A VILE grandfather who sexually abused his young granddaughter on two separate occasions before telling her to keep it a secret has been jailed.
The Swan Hill man, who to protect the victim’s identity can’t be named, pleaded guilty to two charges of incest.
The girl was aged eight and then 12 at the time of the offences, between August 2018 and August 2019 and in June 2023.
The first offence happened at a truck stop between Bendigo and Swan Hill and the 2023 offence in was carried out in a shed on a Swan Hill property where the offender’s daughter and granddaughter lived.
In sentencing in the County Court in Mildura on July 25, Judge Simon Moglia outlined a summary of the abhorrent offences, which The Guardian has chosen not to disclose.
Judge Moglia said the granddaughter’s victim impact statement described moving away from the home after the offence and having to leave her friends.
“At school, she had told a friend about what happened and that person told others, which led to bullying and what can only be described as nasty behaviour by other students,” Judge Moglia said.
“Tellingly, while she properly identified what you did as not being normal, she in fact describes how the effect of that was that she and the rest of the family were treated as if they were not normal.
“This is an abhorrent consequence and your granddaughter should not have experienced any of that.”
The daughter’s statement expressed feelings of guilt and shame for not knowing about what her father was doing and therefore not stopping it.
“She has broken down emotionally and has nightmares,” Judge Moglia said.
“Understandably, she feels betrayed by you – a person she had previously held in high regard and had entrusted with her children.
“She describes your offending and its consequences as having disrupted the entire extended family and that it is like falling into a pit.”
Judge Moglia said the plea showed that the offender accepted responsibility for what he did.
“Your settling of the case has a real benefit, both to the child witnesses involved and other family members, but also the wider community, all of whom have been spared the burden and cost, both personal and otherwise, of a trial,” he said.

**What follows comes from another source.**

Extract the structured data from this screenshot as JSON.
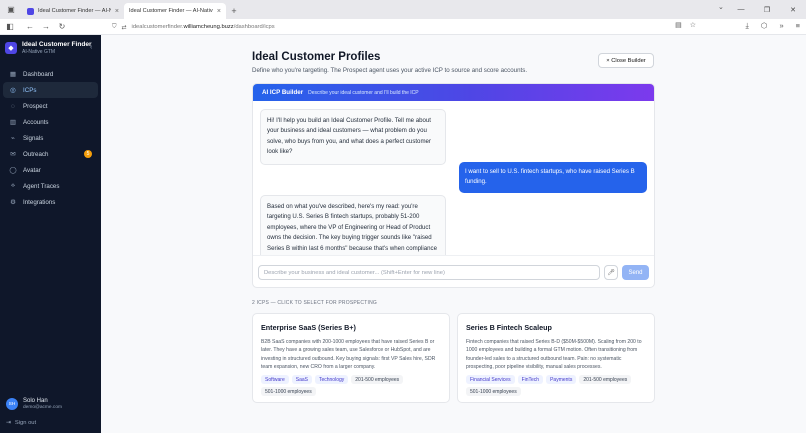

“You have also written a letter of apology to your granddaughter, your daughter and other members of the family, acknowledging that your words will be inadequate.
“You expressed your profound sorrow to your granddaughter for the ‘disgusting’ things you did, and while you will be sorry for the rest of your life, you only hope that she might be able to find happiness and fulfilment.
“You apologised to your daughter for destroying her trust in you and that you will never forgive yourself.
“Although you cannot communicate with your daughter or her children because of an intervention order, and that they might quite justifiably not want to hear anything from you, I accept that your letter is evidence of genuine remorse.”
Judge Moglia said the offending could only be described as a “gross breach of trust”.
“As has been expressed, it has had a disastrous set of consequences,” he said.
“In the first incident, by way of establishing the gravity of what you did, your granddaughter was only about eight years old.
“The age difference between you was, of course, large, she was entrusted to your care to take her to Swan Hill away from her home and you used a form of psychological coercion when you told her, as her grandfather, not to tell anyone.
“The second charge represents a repeat of your earlier offending, it was therefore not isolated, it occurred when your granddaughter was still only 12, it happened in your shed and so away from the rest of the family who lived in the house, but it happened within the overall confines of where she lived and where she was entitled to feel and be safe from any kind of offending.
“I accept the contents of the victim impact statements that spell out the harmful consequences of what you did and I am satisfied that the harm you caused will continue in the long term.”
The man was jailed for seven years and three months with a non-parole period of four years and five months.
He will be on the sex offenders’ register for life.